Consequently, failure to comply with the obligation to renegotiate, as specified by the provisions of the CRA, may result in the credit institution's attempted termination being characterised as abusive or even, in certain cases, in the establishment of a claim for compensation.
Ε. Renegotiation as a way of filling the gap resulting from the recognition of the invalidity of contractual terms on the grounds of unfairness:
Recent case law seems to favour renegotiation over judicial intervention, and in the more specific context of replacing a contractual term of a credit agreement which has been held invalid as unfair. The Athens Court of Appeal, in its decision No 3979/2021, accepts that the gap arising after the recognition of the invalidity of the contractual term concerning the interest rate may be attempted to be filled by means of a new agreement between the parties. In the critical considerations of that judgment: "On this issue, the CJEU clarifies that, where the contract cannot continue in force without the unfair terms and the national court cannot fill the gap with a national provision of secondary law, nothing prevents the national court from, inter alia, inviting the parties to negotiate in order to determine how the interest rate is to be calculated, provided that the court sets the framework for the negotiations and that the purpose of the negotiations is to achieve a real balance between the two parties' interests. In the case at hand, the Athens Court of Appeal considered that "...it is not considered necessary at this time to invite the parties to negotiate in order to determine themselves how to calculate the interest rate using proper criteria, given that the relevant procedure has already taken place, at a time prior to the filing of the action, in the context of the application of the Code of Conduct of Law 4224/2013 ... and the respective efforts have been fruitless".
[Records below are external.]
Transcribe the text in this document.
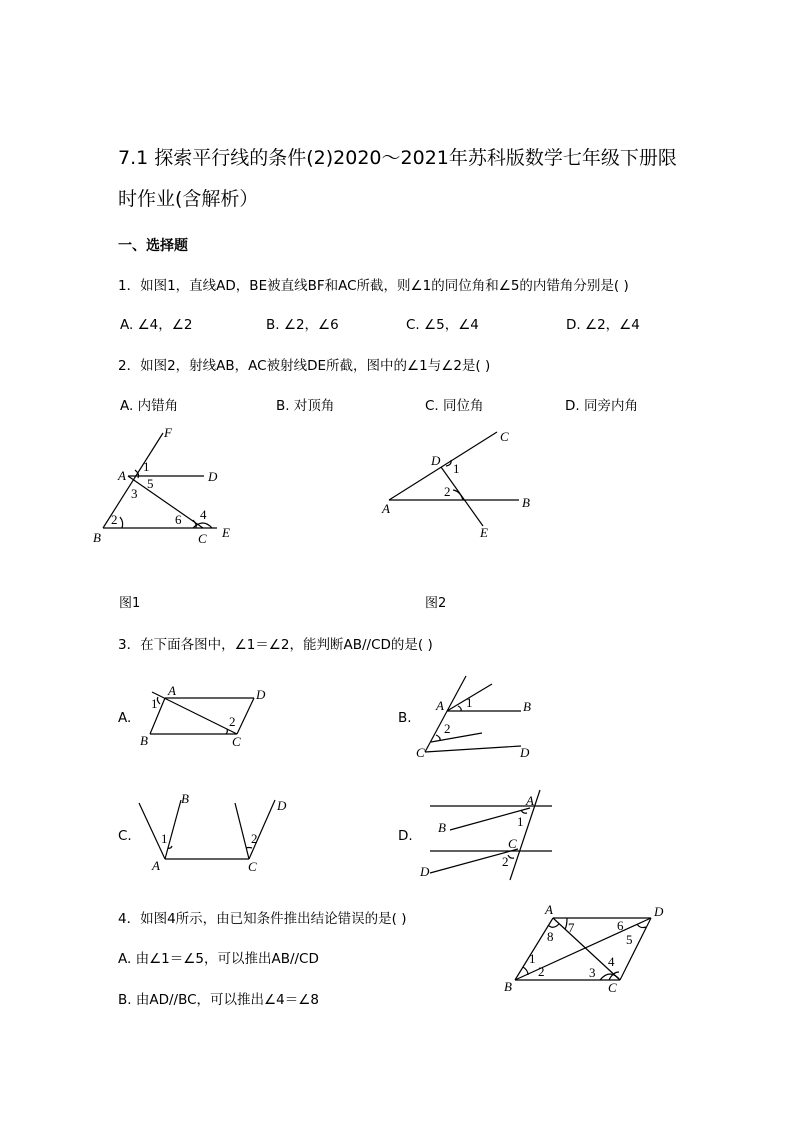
7.1 探索平行线的条件(2)2020～2021年苏科版数学七年级下册限
时作业(含解析）
一、选择题
1．如图1，直线AD，BE被直线BF和AC所截，则∠1的同位角和∠5的内错角分别是( )
A. ∠4，∠2	B. ∠2，∠6	C. ∠5，∠4	D. ∠2，∠4
2．如图2，射线AB，AC被射线DE所截，图中的∠1与∠2是( )
A. 内错角	B. 对顶角	C. 同位角	D. 同旁内角
F
A	D
B	C E
1
5
3
2	6 4
C
D
A	B
E
1
2
图1	图2
3．在下面各图中，∠1＝∠2，能判断AB//CD的是( )
A.	B.
C.	D.
A	D
B	C
1
2
A	B
C	D
1
2
B
A
D
C
1	2
A
B
C
D
1
2
4．如图4所示，由已知条件推出结论错误的是( )
A. 由∠1＝∠5，可以推出AB//CD
B. 由AD//BC，可以推出∠4＝∠8
A	D
B	C
1
2	3
4
5
6
7
8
The above decision echoes relevant considerations of the Court of Justice of the European Union (C-269/19), while it is important that the Athens Court of Appeal, like the CJEU, invites the judge to define the framework of the negotiations, focusing on achieving a real balance between the rights and obligations of the parties, obviously for the protection of the borrower, who in any case is in a weaker negotiating position vis-à-vis the credit institution.
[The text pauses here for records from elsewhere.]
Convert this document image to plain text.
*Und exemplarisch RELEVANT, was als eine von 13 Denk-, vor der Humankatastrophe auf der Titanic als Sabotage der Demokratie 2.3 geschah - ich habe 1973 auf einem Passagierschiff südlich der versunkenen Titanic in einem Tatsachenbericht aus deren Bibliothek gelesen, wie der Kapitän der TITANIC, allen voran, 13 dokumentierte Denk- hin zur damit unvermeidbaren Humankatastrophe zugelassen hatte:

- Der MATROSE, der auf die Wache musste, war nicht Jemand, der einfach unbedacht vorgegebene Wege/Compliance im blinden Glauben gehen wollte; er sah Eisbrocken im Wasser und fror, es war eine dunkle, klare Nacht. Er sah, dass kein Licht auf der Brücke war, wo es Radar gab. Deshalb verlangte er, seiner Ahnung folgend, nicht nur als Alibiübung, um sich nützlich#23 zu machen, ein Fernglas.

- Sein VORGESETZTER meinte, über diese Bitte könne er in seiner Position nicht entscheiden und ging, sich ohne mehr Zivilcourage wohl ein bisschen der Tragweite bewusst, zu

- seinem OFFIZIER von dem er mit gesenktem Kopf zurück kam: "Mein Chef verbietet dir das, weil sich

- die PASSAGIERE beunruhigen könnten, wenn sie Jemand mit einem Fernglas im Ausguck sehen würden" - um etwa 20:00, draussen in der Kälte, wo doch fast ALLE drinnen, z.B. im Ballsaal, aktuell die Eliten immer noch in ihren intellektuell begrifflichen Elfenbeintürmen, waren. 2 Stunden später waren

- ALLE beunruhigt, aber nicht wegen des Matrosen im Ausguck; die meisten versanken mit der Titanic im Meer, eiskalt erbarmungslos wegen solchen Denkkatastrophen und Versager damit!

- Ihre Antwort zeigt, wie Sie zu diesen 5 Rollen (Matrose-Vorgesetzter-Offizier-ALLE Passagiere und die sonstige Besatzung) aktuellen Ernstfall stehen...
Renegotiation enables the parties to a credit agreement to maintain the relationship between them. Recognising the existence of an obligation to renegotiate - and not simply an option - is a way of protecting the debtor, who is faced with a practical impossibility of meeting his obligations, against unilateral surprise actions aimed at a rather premature satisfaction of the credit institution's claim. In this context, it should not be overlooked that, in any event, despite any negotiating imbalance that may exist between the bank and the borrower (which, however, the legislature has provided for in a specific manner - see Law No. 2251/1994 on consumer protection), the parties are those who know better than anyone else their contractual needs and possibilities and, therefore, those who can adjust their relationship in the most effective and viable way.